The shops along Main Street are still inhibited with the spirit of the 1800s, like it’s frozen in time.



The parsonage is a wonderful tribute to the family that made this region famous with their artistic flair: not just Charlotte, Emily and Anne, but also their brother Branwell, whose paintings hang throughout the house, and the parents who encouraged their children’s creativity and literacy.


Charlotte, the eldest after the tragic deaths of her older sisters Maria and Elizabeth from TB, has had perhaps the most lasting impact on her former home. It’s the portrait of her that hangs on the living room wall, it’s her cramped writing telling the stories of the fantastical worlds of Angria and Gondal in the children’s playroom, and it’s her beautiful wedding bonnet hanging in her bedroom (unfortunately no photographs were allowed inside).
Under the pseudonyms of Currer, Ellis and Acton Bell, the three sisters made their names. But tragedy always hung over the family.
The four siblings all died before they were 40. Charlotte was the only one who married and lived to see her literary success.

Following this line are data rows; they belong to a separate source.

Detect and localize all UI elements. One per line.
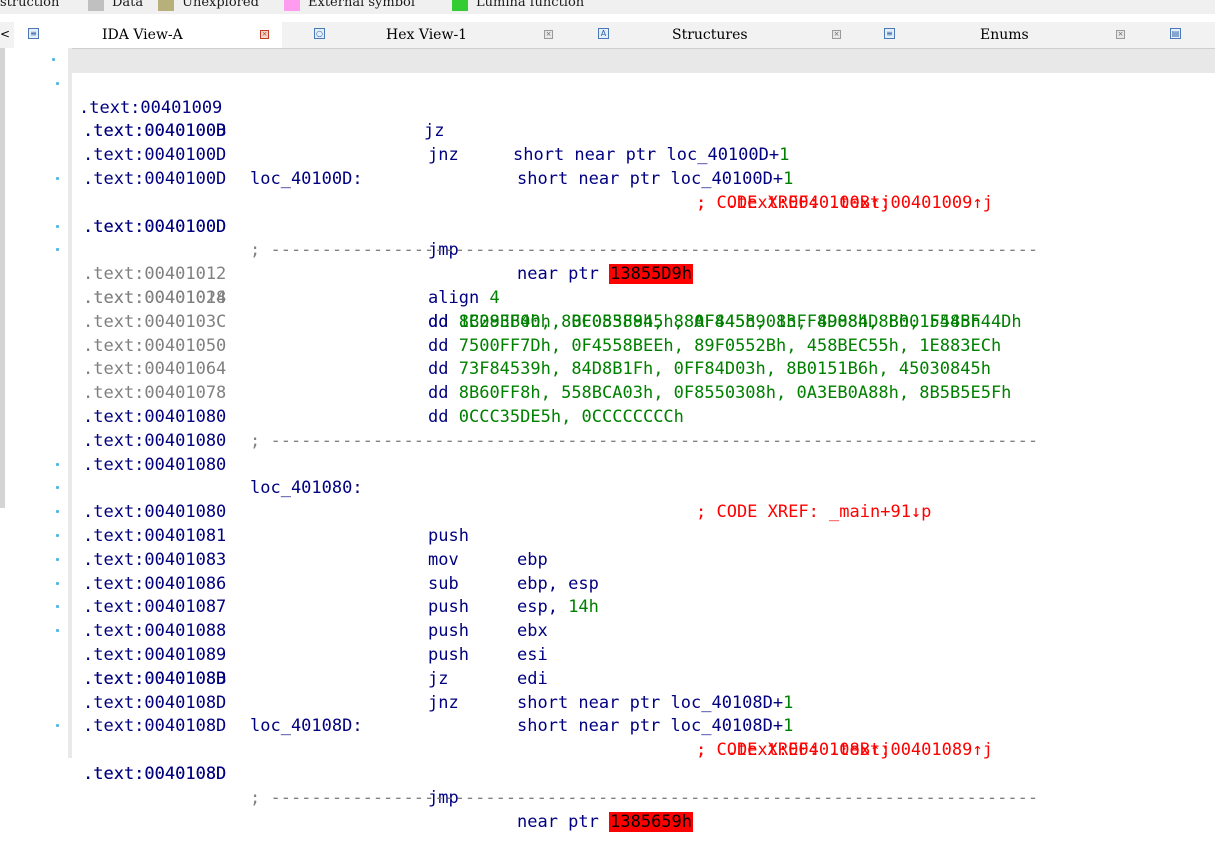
legend-data-label: Data — [112, 0, 144, 10]
listing-row[interactable]: .text:00401083 sub esp, 14h — [56, 501, 1215, 617]
listing-row[interactable]: .text:0040100D — [72, 97, 1215, 141]
tab-enums[interactable]: ≡ Enums × — [874, 22, 1144, 48]
legend-instruction-label: struction — [0, 0, 60, 10]
listing-row[interactable]: .text:00401089 jz short near ptr loc_401… — [56, 596, 1215, 713]
listing-row[interactable]: .text:00401050 dd 73F84539h, 84D8B1Fh, 0… — [72, 311, 1215, 380]
tab-label: IDA View-A — [102, 27, 183, 43]
listing-row[interactable]: .text:0040108D — [72, 644, 1215, 689]
listing-row[interactable]: .text:00401087 push esi — [56, 549, 1215, 665]
tab-ida-view-a[interactable]: ≡ IDA View-A × — [14, 22, 282, 48]
breakpoint-dot — [52, 58, 55, 61]
legend-lumina-label: Lumina function — [476, 0, 585, 10]
listing-row[interactable]: .text:0040100D loc_40100D: ; CODE XREF: … — [72, 120, 1215, 213]
legend-unexplored-swatch — [158, 0, 174, 11]
listing-row[interactable]: .text:00401014 dd 8B09EB00h, 0C083F845h,… — [56, 239, 1215, 332]
breakpoint-dot — [56, 557, 59, 561]
listing-row[interactable]: .text:00401088 push edi — [56, 573, 1215, 689]
imports-icon: ▤ — [1170, 28, 1181, 39]
breakpoint-dot — [56, 629, 59, 633]
ida-view-icon: ≡ — [28, 28, 39, 39]
listing-row[interactable]: .text:00401009 jz short near ptr loc_401… — [52, 49, 1215, 165]
listing-row[interactable]: .text:00401028 dd 1C283F4h, 8BF05589h, 8… — [72, 263, 1215, 332]
listing-row[interactable]: .text:0040100D ; .text:0040100B↑j — [72, 144, 1215, 213]
tab-scroll-left-icon[interactable]: < — [0, 22, 10, 48]
operand-text: near ptr — [517, 811, 610, 832]
legend-external-label: External symbol — [308, 0, 416, 10]
breakpoint-dot — [56, 510, 59, 514]
tab-bar: ≡ IDA View-A × ○ Hex View-1 × A Structur… — [0, 22, 1215, 49]
listing-row[interactable]: .text:00401086 push ebx — [56, 525, 1215, 641]
tab-hex-view-1[interactable]: ○ Hex View-1 × — [300, 22, 570, 48]
legend-external-swatch — [284, 0, 300, 11]
tab-label: Hex View-1 — [386, 27, 468, 43]
breakpoint-dot — [56, 176, 59, 180]
listing-row[interactable]: .text:0040100D jmp near ptr 13855D9h — [56, 168, 1215, 285]
listing-row[interactable]: .text:00401080 loc_401080: ; CODE XREF: … — [72, 430, 1215, 523]
tab-structures[interactable]: A Structures × — [588, 22, 860, 48]
close-icon[interactable]: × — [1116, 30, 1125, 39]
breakpoint-dot — [56, 81, 59, 85]
legend-bar: struction Data Unexplored External symbo… — [0, 0, 1215, 14]
disassembly-listing[interactable]: .text:00401009 jz short near ptr loc_401… — [52, 49, 1215, 832]
separator-line: ; --------------------------------------… — [250, 787, 1039, 808]
listing-row[interactable]: .text:00401012 align 4 — [56, 216, 1215, 308]
legend-unexplored-label: Unexplored — [182, 0, 259, 10]
close-icon[interactable]: × — [544, 30, 553, 39]
tab-label: Enums — [980, 27, 1029, 43]
structures-icon: A — [598, 28, 609, 39]
listing-row[interactable]: .text:00401064 dd 8B60FF8h, 558BCA03h, 0… — [72, 335, 1215, 403]
listing-row[interactable]: .text:00401081 mov ebp, esp — [56, 477, 1215, 594]
breakpoint-dot — [56, 581, 59, 585]
listing-row[interactable]: .text:00401078 dd 0CCC35DE5h, 0CCCCCCCCh — [72, 358, 1215, 427]
invalid-target-highlight[interactable]: 1385659h — [609, 811, 694, 832]
listing-row[interactable]: .text:0040108D loc_40108D: ; CODE XREF: … — [72, 668, 1215, 761]
close-icon[interactable]: × — [832, 30, 841, 39]
close-icon[interactable]: × — [260, 30, 269, 39]
listing-row[interactable]: .text:00401080 push ebp — [56, 454, 1215, 570]
listing-row[interactable]: .text:0040108D jmp near ptr 1385659h — [56, 715, 1215, 832]
listing-row[interactable]: .text:00401080 ; -----------------------… — [72, 382, 1215, 451]
tab-overflow[interactable]: ▤ — [1158, 22, 1215, 48]
legend-lumina-swatch — [452, 0, 468, 11]
enums-icon: ≡ — [884, 28, 895, 39]
listing-row[interactable]: .text:00401080 — [72, 406, 1215, 451]
address: .text:0040108D — [83, 763, 227, 784]
listing-row[interactable]: .text:0040100B jnz short near ptr loc_40… — [56, 73, 1215, 189]
listing-row[interactable]: .text:0040100D ; -----------------------… — [72, 192, 1215, 261]
breakpoint-dot — [56, 462, 59, 466]
tab-label: Structures — [672, 27, 748, 43]
listing-row[interactable]: .text:0040108D ; -----------------------… — [72, 739, 1215, 808]
operands: near ptr 1385659h — [517, 811, 694, 835]
listing-row[interactable]: .text:0040108B jnz short near ptr loc_40… — [56, 620, 1215, 736]
listing-row[interactable]: .text:0040103C dd 7500FF7Dh, 0F4558BEEh,… — [72, 287, 1215, 356]
arrows-gutter — [5, 48, 68, 758]
breakpoint-dot — [56, 533, 59, 537]
hex-view-icon: ○ — [314, 28, 325, 39]
breakpoint-dot — [56, 224, 59, 228]
legend-data-swatch — [88, 0, 104, 11]
listing-row[interactable]: .text:0040108D ; .text:0040108B↑j — [72, 692, 1215, 760]
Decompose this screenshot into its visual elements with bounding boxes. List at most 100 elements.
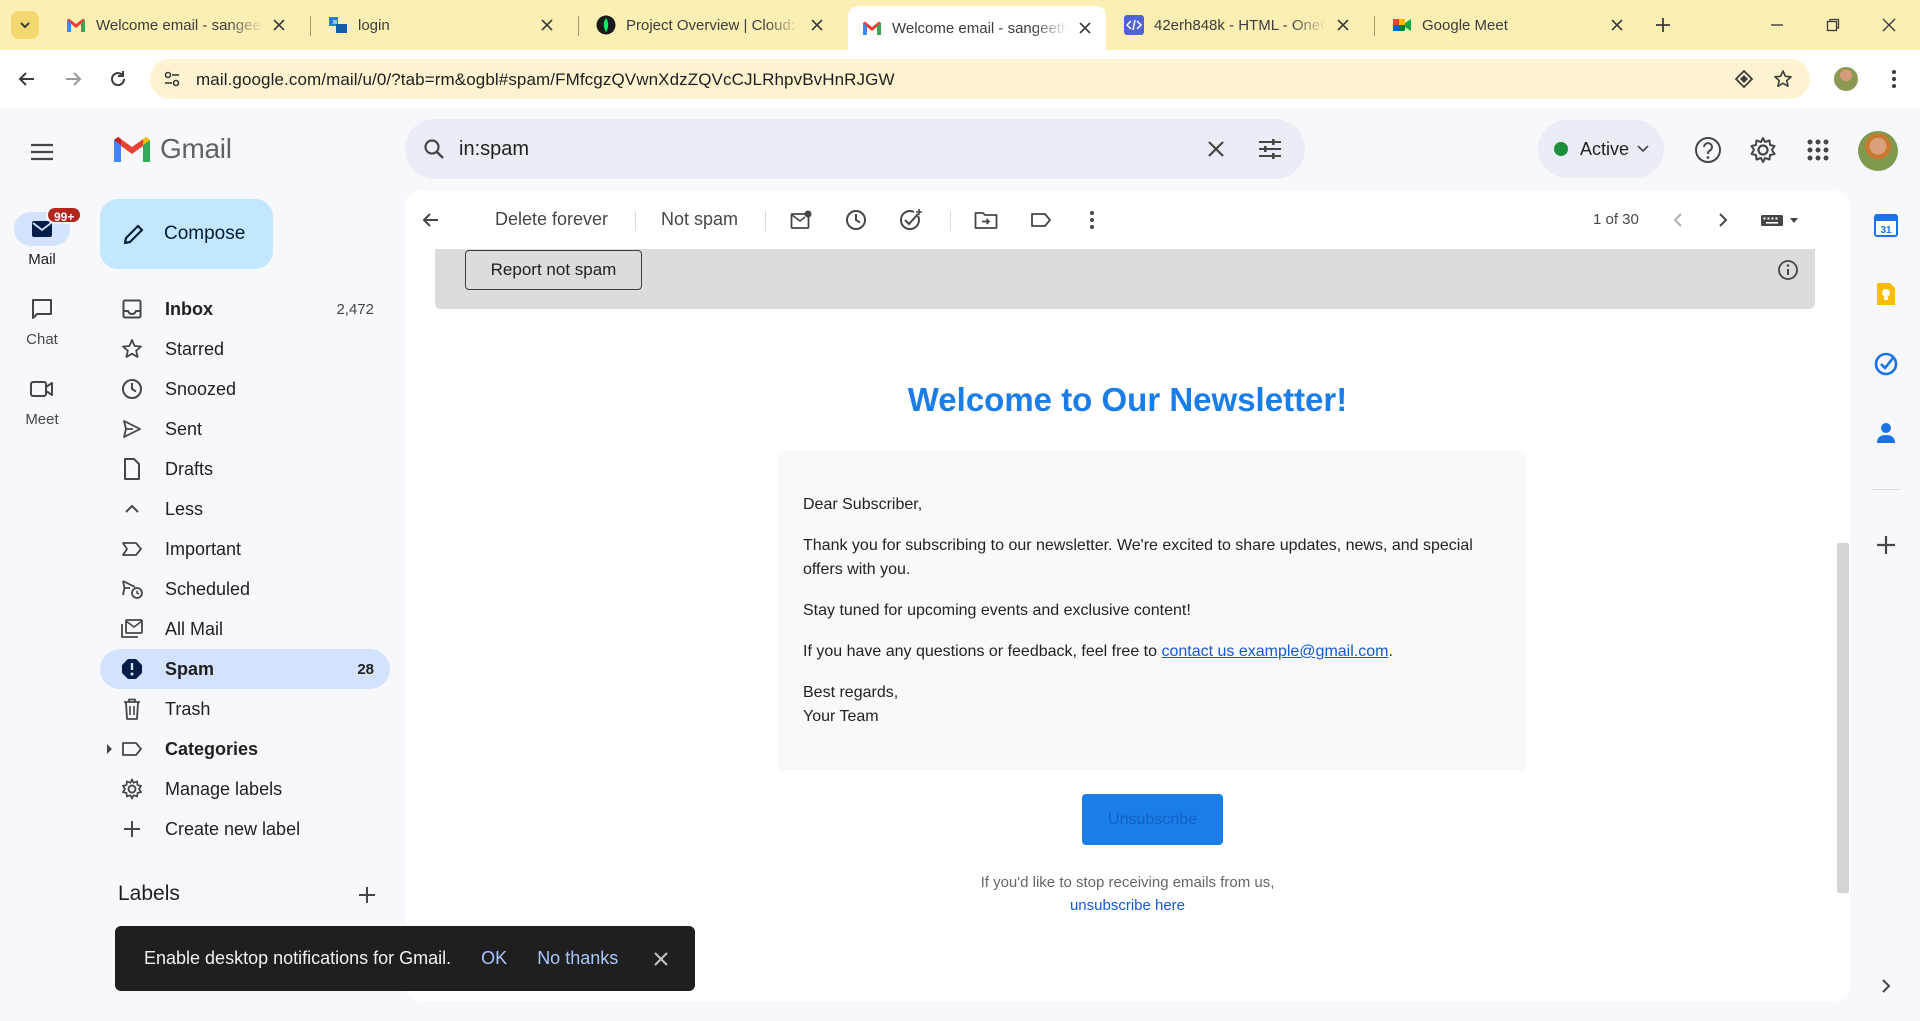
browser-menu-button[interactable] xyxy=(1884,66,1904,92)
rail-item-chat[interactable]: Chat xyxy=(0,292,84,348)
unsubscribe-link[interactable]: unsubscribe here xyxy=(405,897,1850,914)
tab-search-button[interactable] xyxy=(11,11,39,39)
tab-title: Google Meet xyxy=(1422,16,1508,34)
browser-tab-5[interactable]: 42erh848k - HTML - OneCompiler xyxy=(1110,6,1364,44)
sidebar-item-snoozed[interactable]: Snoozed xyxy=(100,369,390,409)
close-icon[interactable] xyxy=(650,948,672,970)
contact-link[interactable]: contact us example@gmail.com xyxy=(1161,643,1388,660)
keep-addon[interactable] xyxy=(1872,280,1900,308)
browser-tab-6[interactable]: Google Meet xyxy=(1378,6,1638,44)
mark-unread-button[interactable] xyxy=(787,206,815,234)
sidebar-item-scheduled[interactable]: Scheduled xyxy=(100,569,390,609)
older-button[interactable] xyxy=(1709,206,1737,234)
spam-report-icon xyxy=(120,657,144,681)
info-icon[interactable] xyxy=(1775,257,1801,283)
pencil-icon xyxy=(123,224,144,245)
status-dot xyxy=(1554,142,1568,156)
close-icon[interactable] xyxy=(808,16,826,34)
move-to-button[interactable] xyxy=(972,206,1000,234)
gmail-app: Gmail in:spam Active 99+ Mail Chat Meet … xyxy=(0,108,1920,1021)
rail-label: Meet xyxy=(25,411,59,428)
delete-forever-button[interactable]: Delete forever xyxy=(495,209,608,230)
browser-profile-avatar[interactable] xyxy=(1834,67,1858,91)
send-icon xyxy=(120,417,144,441)
contacts-addon[interactable] xyxy=(1872,419,1900,447)
add-to-tasks-button[interactable] xyxy=(897,206,925,234)
restore-button[interactable] xyxy=(1820,12,1846,38)
back-button[interactable] xyxy=(12,64,42,94)
input-tools-button[interactable] xyxy=(1757,206,1807,234)
main-menu-button[interactable] xyxy=(26,136,58,168)
sidebar-item-less[interactable]: Less xyxy=(100,489,390,529)
google-apps-button[interactable] xyxy=(1802,134,1834,166)
account-avatar[interactable] xyxy=(1858,131,1898,171)
close-icon[interactable] xyxy=(1334,16,1352,34)
toast-ok-button[interactable]: OK xyxy=(481,948,507,969)
scrollbar-thumb[interactable] xyxy=(1837,543,1849,893)
browser-tab-2[interactable]: login xyxy=(314,6,568,44)
rail-mail-icon-wrap: 99+ xyxy=(14,206,83,246)
rail-item-mail[interactable]: 99+ Mail xyxy=(0,206,84,268)
status-selector[interactable]: Active xyxy=(1538,120,1664,178)
report-not-spam-button[interactable]: Report not spam xyxy=(465,250,642,290)
show-side-panel-button[interactable] xyxy=(1872,972,1900,1000)
sidebar-item-spam[interactable]: Spam 28 xyxy=(100,649,390,689)
close-icon[interactable] xyxy=(1076,19,1094,37)
get-addons-button[interactable] xyxy=(1872,531,1900,559)
mongodb-icon xyxy=(596,15,616,35)
reload-button[interactable] xyxy=(103,64,133,94)
back-to-list-button[interactable] xyxy=(417,206,445,234)
sidebar-item-categories[interactable]: Categories xyxy=(100,729,390,769)
more-actions-button[interactable] xyxy=(1078,206,1106,234)
close-icon[interactable] xyxy=(1608,16,1626,34)
sidebar-item-manage-labels[interactable]: Manage labels xyxy=(100,769,390,809)
search-bar[interactable]: in:spam xyxy=(405,119,1305,179)
calendar-addon[interactable]: 31 xyxy=(1872,211,1900,239)
labels-button[interactable] xyxy=(1027,206,1055,234)
newer-button[interactable] xyxy=(1664,206,1692,234)
svg-text:31: 31 xyxy=(1880,225,1892,236)
sidebar-item-trash[interactable]: Trash xyxy=(100,689,390,729)
sidebar-item-sent[interactable]: Sent xyxy=(100,409,390,449)
address-bar[interactable]: mail.google.com/mail/u/0/?tab=rm&ogbl#sp… xyxy=(150,59,1810,99)
compose-button[interactable]: Compose xyxy=(100,199,273,269)
forward-button[interactable] xyxy=(58,64,88,94)
browser-tab-4-active[interactable]: Welcome email - sangeetha xyxy=(848,6,1106,50)
toast-no-thanks-button[interactable]: No thanks xyxy=(537,948,618,969)
new-tab-button[interactable] xyxy=(1650,12,1676,38)
footer-text: If you'd like to stop receiving emails f… xyxy=(980,874,1275,891)
minimize-button[interactable] xyxy=(1764,12,1790,38)
clear-search-icon[interactable] xyxy=(1201,134,1231,164)
chevron-right-icon xyxy=(1719,213,1728,227)
google-lens-icon[interactable] xyxy=(1734,69,1754,89)
not-spam-button[interactable]: Not spam xyxy=(661,209,738,230)
gear-icon xyxy=(120,777,144,801)
unsubscribe-button[interactable]: Unsubscribe xyxy=(1082,794,1223,845)
sidebar-item-starred[interactable]: Starred xyxy=(100,329,390,369)
search-icon[interactable] xyxy=(419,134,449,164)
rail-item-meet[interactable]: Meet xyxy=(0,372,84,428)
bookmark-star-icon[interactable] xyxy=(1773,69,1793,89)
sidebar-item-create-label[interactable]: Create new label xyxy=(100,809,390,849)
sidebar-item-drafts[interactable]: Drafts xyxy=(100,449,390,489)
browser-tab-3[interactable]: Project Overview | Cloud: MongoDB xyxy=(582,6,838,44)
search-options-icon[interactable] xyxy=(1255,134,1285,164)
close-icon[interactable] xyxy=(538,16,556,34)
close-icon[interactable] xyxy=(270,16,288,34)
support-button[interactable] xyxy=(1692,134,1724,166)
gmail-logo[interactable]: Gmail xyxy=(112,133,232,165)
search-input[interactable]: in:spam xyxy=(459,138,529,161)
browser-tab-1[interactable]: Welcome email - sangeetha xyxy=(52,6,300,44)
close-window-button[interactable] xyxy=(1876,12,1902,38)
tasks-addon[interactable] xyxy=(1872,350,1900,378)
calendar-icon: 31 xyxy=(1874,214,1898,237)
sidebar-item-inbox[interactable]: Inbox 2,472 xyxy=(100,289,390,329)
site-settings-icon[interactable] xyxy=(162,69,182,89)
snooze-button[interactable] xyxy=(842,206,870,234)
more-vertical-icon xyxy=(1892,70,1896,88)
sidebar-item-all-mail[interactable]: All Mail xyxy=(100,609,390,649)
url-text: mail.google.com/mail/u/0/?tab=rm&ogbl#sp… xyxy=(196,70,895,89)
create-label-button[interactable] xyxy=(354,882,380,908)
settings-button[interactable] xyxy=(1747,134,1779,166)
sidebar-item-important[interactable]: Important xyxy=(100,529,390,569)
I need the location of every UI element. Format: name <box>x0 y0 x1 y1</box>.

The strong bond between the sisters is clear, and still lives, through the celebration of their novels – and, indeed, poetry – at the parsonage.
The inspiration behind Charlotte’s Jane Eyre and Villette, Emily’s Wuthering Heights, and Anne’s The Tenant of Wildfell Hall is showcased with wonderful illustrations and momentos from the girls’ infancy and adolescence, like pictures of the schools they attended and worked in, and a cup enscribed with the name of Emily Jane Brontë on the occasion of her baptism.

The landscape is most striking: the confined village set against the backdrop of open fields and freedom, a world of endless possibilities.

Shaped as these women were by the raw elements of nature, and brought up in that small village, their wild imaginations become ever more astounding.
They are all honoured as powerful writers not just of their era, but of eternity.